Thread: Strange behaviour of printf

Hello every one I dont understand why my output is different
here is my code

Code:

#include <stdio.h>
#include <stdlib.h>

struct {
	int len ;   //cannot initialize to a value directly
	char *str;
	int a;
} *p;
//size of pointer is always constant = 4

main(){
	p = malloc(sizeof(p));
	p->len = 0;
	printf("%d\t%d",p->len,p->len++);
}

Expected output
0 0

original output
1 0

and when write almost similar code like this one

Code:

#include <stdio.h>
#include <stdlib.h>

struct {
	int len ;   //cannot initialize to a value directly
	char *str;
	int a;
} *p;
//size of pointer is always constant = 4

main(){
	p = malloc(sizeof(p));
	p->len = 0;
	printf("%d\t%d",p->len,p->len+1);
}

I get the out put as
0 1
which is expected

can any one clarify my doubt, is it some thing related to precedence of '++' then why does printf print the first argument as 1 and latter as 0

You have no guarantee when ++ happens, except "before the end of the line". It might happen before the other p->len argument to printf is evaluated, or it might not, depending on how the people who write the compiler want to do it.

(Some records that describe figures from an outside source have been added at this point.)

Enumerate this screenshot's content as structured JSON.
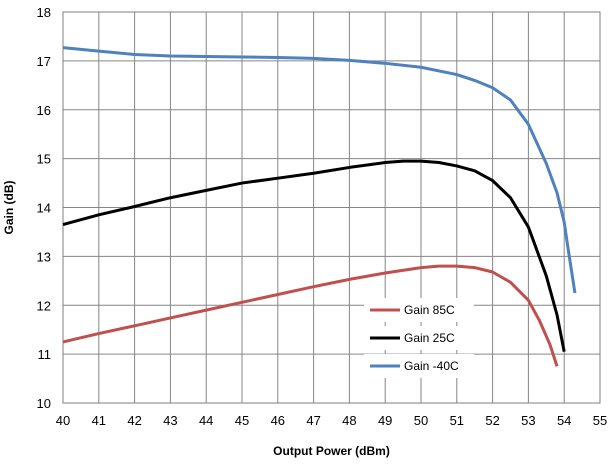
{
  "chart_data": {
    "type": "line",
    "xlabel": "Output Power (dBm)",
    "ylabel": "Gain (dB)",
    "xlim": [
      40,
      55
    ],
    "ylim": [
      10,
      18
    ],
    "xticks": [
      "40",
      "41",
      "42",
      "43",
      "44",
      "45",
      "46",
      "47",
      "48",
      "49",
      "50",
      "51",
      "52",
      "53",
      "54",
      "55"
    ],
    "yticks": [
      "10",
      "11",
      "12",
      "13",
      "14",
      "15",
      "16",
      "17",
      "18"
    ],
    "grid": true,
    "legend_position": "bottom-right",
    "series": [
      {
        "name": "Gain 85C",
        "color": "#c0504d",
        "points": [
          [
            40,
            11.25
          ],
          [
            41,
            11.42
          ],
          [
            42,
            11.58
          ],
          [
            43,
            11.74
          ],
          [
            44,
            11.9
          ],
          [
            45,
            12.06
          ],
          [
            46,
            12.22
          ],
          [
            47,
            12.38
          ],
          [
            48,
            12.53
          ],
          [
            49,
            12.66
          ],
          [
            50,
            12.77
          ],
          [
            50.5,
            12.8
          ],
          [
            51,
            12.8
          ],
          [
            51.5,
            12.77
          ],
          [
            52,
            12.68
          ],
          [
            52.5,
            12.47
          ],
          [
            53,
            12.1
          ],
          [
            53.3,
            11.7
          ],
          [
            53.6,
            11.2
          ],
          [
            53.8,
            10.75
          ]
        ]
      },
      {
        "name": "Gain 25C",
        "color": "#000000",
        "points": [
          [
            40,
            13.65
          ],
          [
            41,
            13.85
          ],
          [
            42,
            14.02
          ],
          [
            43,
            14.2
          ],
          [
            44,
            14.35
          ],
          [
            45,
            14.5
          ],
          [
            46,
            14.6
          ],
          [
            47,
            14.7
          ],
          [
            48,
            14.82
          ],
          [
            49,
            14.92
          ],
          [
            49.5,
            14.95
          ],
          [
            50,
            14.95
          ],
          [
            50.5,
            14.92
          ],
          [
            51,
            14.85
          ],
          [
            51.5,
            14.75
          ],
          [
            52,
            14.55
          ],
          [
            52.5,
            14.2
          ],
          [
            53,
            13.6
          ],
          [
            53.5,
            12.6
          ],
          [
            53.8,
            11.8
          ],
          [
            54,
            11.05
          ]
        ]
      },
      {
        "name": "Gain -40C",
        "color": "#4f81bd",
        "points": [
          [
            40,
            17.27
          ],
          [
            41,
            17.2
          ],
          [
            42,
            17.13
          ],
          [
            43,
            17.1
          ],
          [
            44,
            17.09
          ],
          [
            45,
            17.08
          ],
          [
            46,
            17.07
          ],
          [
            47,
            17.05
          ],
          [
            48,
            17.01
          ],
          [
            49,
            16.95
          ],
          [
            50,
            16.87
          ],
          [
            51,
            16.72
          ],
          [
            51.5,
            16.6
          ],
          [
            52,
            16.45
          ],
          [
            52.5,
            16.2
          ],
          [
            53,
            15.7
          ],
          [
            53.5,
            14.9
          ],
          [
            53.8,
            14.3
          ],
          [
            54,
            13.7
          ],
          [
            54.1,
            13.2
          ],
          [
            54.3,
            12.25
          ]
        ]
      }
    ]
  }
}
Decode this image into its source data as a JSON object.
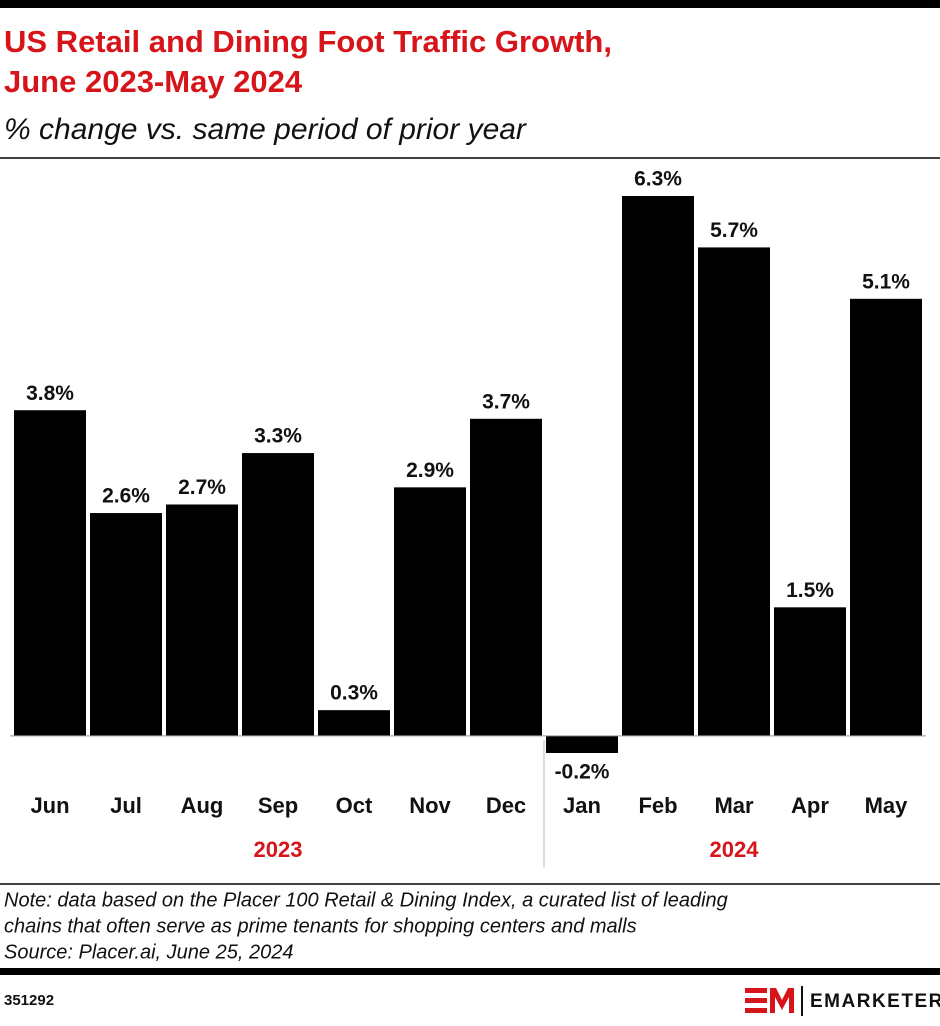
{
  "chart_data": {
    "type": "bar",
    "title": [
      "US Retail and Dining Foot Traffic Growth,",
      "June 2023-May 2024"
    ],
    "subtitle": "% change vs. same period of prior year",
    "groups": [
      {
        "label": "2023",
        "categories": [
          "Jun",
          "Jul",
          "Aug",
          "Sep",
          "Oct",
          "Nov",
          "Dec"
        ]
      },
      {
        "label": "2024",
        "categories": [
          "Jan",
          "Feb",
          "Mar",
          "Apr",
          "May"
        ]
      }
    ],
    "values": [
      3.8,
      2.6,
      2.7,
      3.3,
      0.3,
      2.9,
      3.7,
      -0.2,
      6.3,
      5.7,
      1.5,
      5.1
    ],
    "value_labels": [
      "3.8%",
      "2.6%",
      "2.7%",
      "3.3%",
      "0.3%",
      "2.9%",
      "3.7%",
      "-0.2%",
      "6.3%",
      "5.7%",
      "1.5%",
      "5.1%"
    ],
    "color": "#000000",
    "note": [
      "Note: data based on the Placer 100 Retail & Dining Index, a curated list of leading",
      "chains that often serve as prime tenants for shopping centers and malls",
      "Source: Placer.ai, June 25, 2024"
    ],
    "chart_id": "351292",
    "brand": "EMARKETER"
  }
}
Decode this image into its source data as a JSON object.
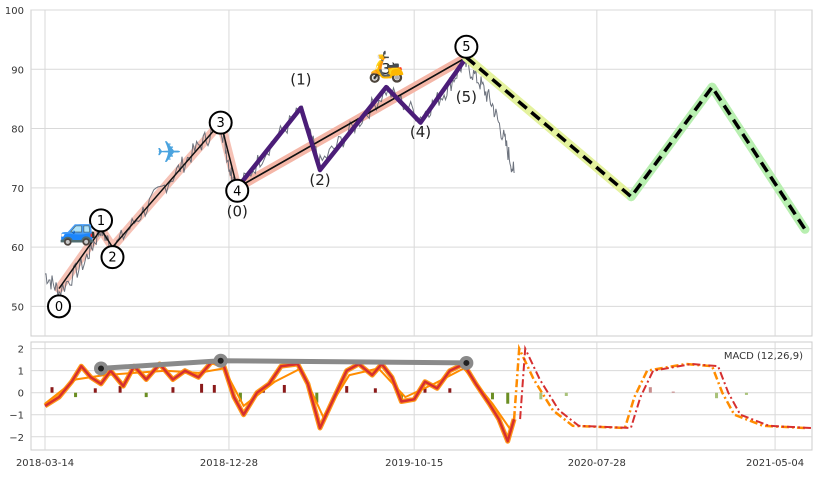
{
  "chart_data": [
    {
      "type": "line",
      "panel": "price",
      "ylim": [
        45,
        100
      ],
      "yticks": [
        50,
        60,
        70,
        80,
        90,
        100
      ],
      "grid": true,
      "price_path": [
        {
          "x": "2018-03-14",
          "y": 55.5
        },
        {
          "x": "2018-04-05",
          "y": 52.5
        },
        {
          "x": "2018-05-15",
          "y": 57.5
        },
        {
          "x": "2018-06-10",
          "y": 63.2
        },
        {
          "x": "2018-06-28",
          "y": 59.6
        },
        {
          "x": "2018-08-15",
          "y": 66.0
        },
        {
          "x": "2018-10-01",
          "y": 72.0
        },
        {
          "x": "2018-11-10",
          "y": 77.0
        },
        {
          "x": "2018-12-15",
          "y": 80.8
        },
        {
          "x": "2018-12-30",
          "y": 73.0
        },
        {
          "x": "2019-01-10",
          "y": 69.5
        },
        {
          "x": "2019-03-01",
          "y": 77.0
        },
        {
          "x": "2019-04-20",
          "y": 83.0
        },
        {
          "x": "2019-05-20",
          "y": 74.0
        },
        {
          "x": "2019-07-10",
          "y": 80.0
        },
        {
          "x": "2019-09-01",
          "y": 86.5
        },
        {
          "x": "2019-10-25",
          "y": 82.0
        },
        {
          "x": "2019-12-01",
          "y": 86.0
        },
        {
          "x": "2020-01-01",
          "y": 91.2
        },
        {
          "x": "2020-01-25",
          "y": 88.0
        },
        {
          "x": "2020-02-15",
          "y": 84.0
        },
        {
          "x": "2020-03-05",
          "y": 78.0
        },
        {
          "x": "2020-03-20",
          "y": 72.5
        }
      ],
      "primary_wave": [
        {
          "label": "0",
          "x": "2018-04-05",
          "y": 53.0,
          "label_y": 50.0
        },
        {
          "label": "1",
          "x": "2018-06-10",
          "y": 63.0,
          "label_y": 64.5
        },
        {
          "label": "2",
          "x": "2018-06-28",
          "y": 60.0,
          "label_y": 58.3
        },
        {
          "label": "3",
          "x": "2018-12-15",
          "y": 81.0,
          "label_y": 81.0
        },
        {
          "label": "4",
          "x": "2019-01-10",
          "y": 70.0,
          "label_y": 69.5
        },
        {
          "label": "5",
          "x": "2020-01-05",
          "y": 92.0,
          "label_y": 93.8
        }
      ],
      "subwave": {
        "points": [
          {
            "x": "2019-01-10",
            "y": 70.0
          },
          {
            "x": "2019-04-20",
            "y": 83.5
          },
          {
            "x": "2019-05-20",
            "y": 73.0
          },
          {
            "x": "2019-09-01",
            "y": 87.0
          },
          {
            "x": "2019-10-25",
            "y": 81.0
          },
          {
            "x": "2020-01-05",
            "y": 92.0
          }
        ],
        "labels": [
          {
            "text": "(0)",
            "x": "2019-01-10",
            "y": 65.2
          },
          {
            "text": "(1)",
            "x": "2019-04-20",
            "y": 87.4
          },
          {
            "text": "(2)",
            "x": "2019-05-20",
            "y": 70.5
          },
          {
            "text": "(3)",
            "x": "2019-09-01",
            "y": 89.2
          },
          {
            "text": "(4)",
            "x": "2019-10-25",
            "y": 78.6
          },
          {
            "text": "(5)",
            "x": "2020-01-05",
            "y": 84.5
          }
        ]
      },
      "forecast": [
        {
          "x": "2020-01-05",
          "y": 92.0
        },
        {
          "x": "2020-09-20",
          "y": 68.5
        },
        {
          "x": "2021-01-25",
          "y": 87.0
        },
        {
          "x": "2021-06-20",
          "y": 63.0
        }
      ],
      "icons": [
        {
          "name": "car-icon",
          "glyph": "🚙",
          "x": "2018-05-05",
          "y": 63.0
        },
        {
          "name": "airplane-icon",
          "glyph": "✈",
          "x": "2018-09-25",
          "y": 76.0
        },
        {
          "name": "scooter-icon",
          "glyph": "🛵",
          "x": "2019-09-01",
          "y": 90.5
        }
      ],
      "colors": {
        "price": "#5d6470",
        "primary_band": "#f4b3a4",
        "primary_line": "#111111",
        "subwave": "#4b1d78",
        "subwave_band": "#f4b3a4",
        "forecast_band_1": "#e4f29e",
        "forecast_band_2": "#b8efb0",
        "forecast_line": "#000000"
      }
    },
    {
      "type": "line",
      "panel": "macd",
      "legend": "MACD (12,26,9)",
      "ylim": [
        -2.6,
        2.3
      ],
      "yticks": [
        -2,
        -1,
        0,
        1,
        2
      ],
      "xlim": [
        "2018-02-20",
        "2021-07-01"
      ],
      "xticks": [
        "2018-03-14",
        "2018-12-28",
        "2019-10-15",
        "2020-07-28",
        "2021-05-04"
      ],
      "macd": [
        {
          "x": "2018-03-14",
          "y": -0.6
        },
        {
          "x": "2018-04-05",
          "y": -0.2
        },
        {
          "x": "2018-04-25",
          "y": 0.5
        },
        {
          "x": "2018-05-10",
          "y": 1.2
        },
        {
          "x": "2018-05-25",
          "y": 0.7
        },
        {
          "x": "2018-06-10",
          "y": 0.4
        },
        {
          "x": "2018-06-25",
          "y": 1.0
        },
        {
          "x": "2018-07-15",
          "y": 0.3
        },
        {
          "x": "2018-08-01",
          "y": 1.2
        },
        {
          "x": "2018-08-20",
          "y": 0.6
        },
        {
          "x": "2018-09-10",
          "y": 1.3
        },
        {
          "x": "2018-10-01",
          "y": 0.6
        },
        {
          "x": "2018-10-20",
          "y": 1.0
        },
        {
          "x": "2018-11-10",
          "y": 0.7
        },
        {
          "x": "2018-12-01",
          "y": 1.4
        },
        {
          "x": "2018-12-20",
          "y": 1.2
        },
        {
          "x": "2019-01-05",
          "y": -0.2
        },
        {
          "x": "2019-01-20",
          "y": -1.0
        },
        {
          "x": "2019-02-10",
          "y": 0.0
        },
        {
          "x": "2019-03-01",
          "y": 0.4
        },
        {
          "x": "2019-03-20",
          "y": 1.2
        },
        {
          "x": "2019-04-15",
          "y": 1.3
        },
        {
          "x": "2019-05-01",
          "y": 0.4
        },
        {
          "x": "2019-05-20",
          "y": -1.6
        },
        {
          "x": "2019-06-10",
          "y": -0.3
        },
        {
          "x": "2019-07-01",
          "y": 1.0
        },
        {
          "x": "2019-07-20",
          "y": 1.3
        },
        {
          "x": "2019-08-10",
          "y": 0.8
        },
        {
          "x": "2019-08-25",
          "y": 1.3
        },
        {
          "x": "2019-09-10",
          "y": 0.7
        },
        {
          "x": "2019-09-25",
          "y": -0.4
        },
        {
          "x": "2019-10-15",
          "y": -0.3
        },
        {
          "x": "2019-11-01",
          "y": 0.5
        },
        {
          "x": "2019-11-20",
          "y": 0.2
        },
        {
          "x": "2019-12-10",
          "y": 1.0
        },
        {
          "x": "2020-01-01",
          "y": 1.3
        },
        {
          "x": "2020-01-20",
          "y": 0.4
        },
        {
          "x": "2020-02-10",
          "y": -0.5
        },
        {
          "x": "2020-02-25",
          "y": -1.2
        },
        {
          "x": "2020-03-10",
          "y": -2.2
        },
        {
          "x": "2020-03-20",
          "y": -1.2
        }
      ],
      "signal": [
        {
          "x": "2018-03-14",
          "y": -0.5
        },
        {
          "x": "2018-05-01",
          "y": 0.6
        },
        {
          "x": "2018-06-15",
          "y": 0.8
        },
        {
          "x": "2018-08-01",
          "y": 0.9
        },
        {
          "x": "2018-09-20",
          "y": 1.0
        },
        {
          "x": "2018-11-10",
          "y": 0.9
        },
        {
          "x": "2018-12-20",
          "y": 1.1
        },
        {
          "x": "2019-01-20",
          "y": -0.6
        },
        {
          "x": "2019-03-10",
          "y": 0.5
        },
        {
          "x": "2019-04-20",
          "y": 1.1
        },
        {
          "x": "2019-05-25",
          "y": -1.1
        },
        {
          "x": "2019-07-05",
          "y": 0.8
        },
        {
          "x": "2019-08-20",
          "y": 1.1
        },
        {
          "x": "2019-10-01",
          "y": -0.2
        },
        {
          "x": "2019-11-15",
          "y": 0.4
        },
        {
          "x": "2020-01-01",
          "y": 1.1
        },
        {
          "x": "2020-02-15",
          "y": -0.5
        },
        {
          "x": "2020-03-15",
          "y": -1.7
        }
      ],
      "macd_forecast": [
        {
          "x": "2020-03-20",
          "y": -1.2
        },
        {
          "x": "2020-03-28",
          "y": 2.0
        },
        {
          "x": "2020-04-20",
          "y": 0.6
        },
        {
          "x": "2020-05-20",
          "y": -0.8
        },
        {
          "x": "2020-06-20",
          "y": -1.5
        },
        {
          "x": "2020-09-10",
          "y": -1.6
        },
        {
          "x": "2020-09-25",
          "y": -0.2
        },
        {
          "x": "2020-10-15",
          "y": 1.0
        },
        {
          "x": "2020-12-15",
          "y": 1.3
        },
        {
          "x": "2021-01-25",
          "y": 1.2
        },
        {
          "x": "2021-02-10",
          "y": 0.0
        },
        {
          "x": "2021-03-01",
          "y": -1.0
        },
        {
          "x": "2021-04-15",
          "y": -1.5
        },
        {
          "x": "2021-06-20",
          "y": -1.6
        }
      ],
      "divergence": [
        {
          "x": "2018-06-10",
          "y": 1.1
        },
        {
          "x": "2018-12-15",
          "y": 1.45
        },
        {
          "x": "2020-01-05",
          "y": 1.35
        }
      ],
      "histogram": [
        {
          "x": "2018-03-25",
          "y": 0.25
        },
        {
          "x": "2018-05-01",
          "y": -0.2
        },
        {
          "x": "2018-06-01",
          "y": 0.2
        },
        {
          "x": "2018-07-10",
          "y": 0.3
        },
        {
          "x": "2018-08-20",
          "y": -0.2
        },
        {
          "x": "2018-10-01",
          "y": 0.25
        },
        {
          "x": "2018-11-15",
          "y": 0.4
        },
        {
          "x": "2018-12-05",
          "y": 0.35
        },
        {
          "x": "2019-01-15",
          "y": -0.4
        },
        {
          "x": "2019-02-20",
          "y": 0.2
        },
        {
          "x": "2019-03-25",
          "y": 0.35
        },
        {
          "x": "2019-05-15",
          "y": -0.45
        },
        {
          "x": "2019-07-01",
          "y": 0.3
        },
        {
          "x": "2019-08-15",
          "y": 0.2
        },
        {
          "x": "2019-09-25",
          "y": -0.35
        },
        {
          "x": "2019-11-01",
          "y": 0.2
        },
        {
          "x": "2019-12-10",
          "y": 0.2
        },
        {
          "x": "2020-02-15",
          "y": -0.3
        },
        {
          "x": "2020-03-10",
          "y": -0.5
        }
      ],
      "histogram_forecast": [
        {
          "x": "2020-05-01",
          "y": -0.3
        },
        {
          "x": "2020-06-10",
          "y": -0.15
        },
        {
          "x": "2020-10-20",
          "y": 0.25
        },
        {
          "x": "2020-11-25",
          "y": 0.05
        },
        {
          "x": "2021-02-01",
          "y": -0.25
        },
        {
          "x": "2021-03-20",
          "y": -0.1
        }
      ],
      "colors": {
        "macd": "#d62f2f",
        "macd_shadow": "#ff8c00",
        "signal": "#ff8c00",
        "divergence": "#8a8a8a",
        "hist_pos": "#8b1a1a",
        "hist_neg": "#6b8e23",
        "hist_pos_forecast": "#c98a8a",
        "hist_neg_forecast": "#a9c27a"
      }
    }
  ]
}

Also, you get extremely lucky as your malloc does not allocate nearly enough storage for an entire struct -- it only gets enough memory for a pointer to the struct. You should malloc sizeof(*p) instead.

i have analyzed the cases with

Code:

	printf("%d\t%d\t%d\n",p->len++,p->len++,p->len++);

the out put i get is
2 1 0

and even with

Code:

p->str = "what is it";
printf("%c\t%c\t",*p->str,*p->str++);

out put
h w
i get the reverse way in all the cases

yeah the sizeof(*p) was my mistake sorry

thank you...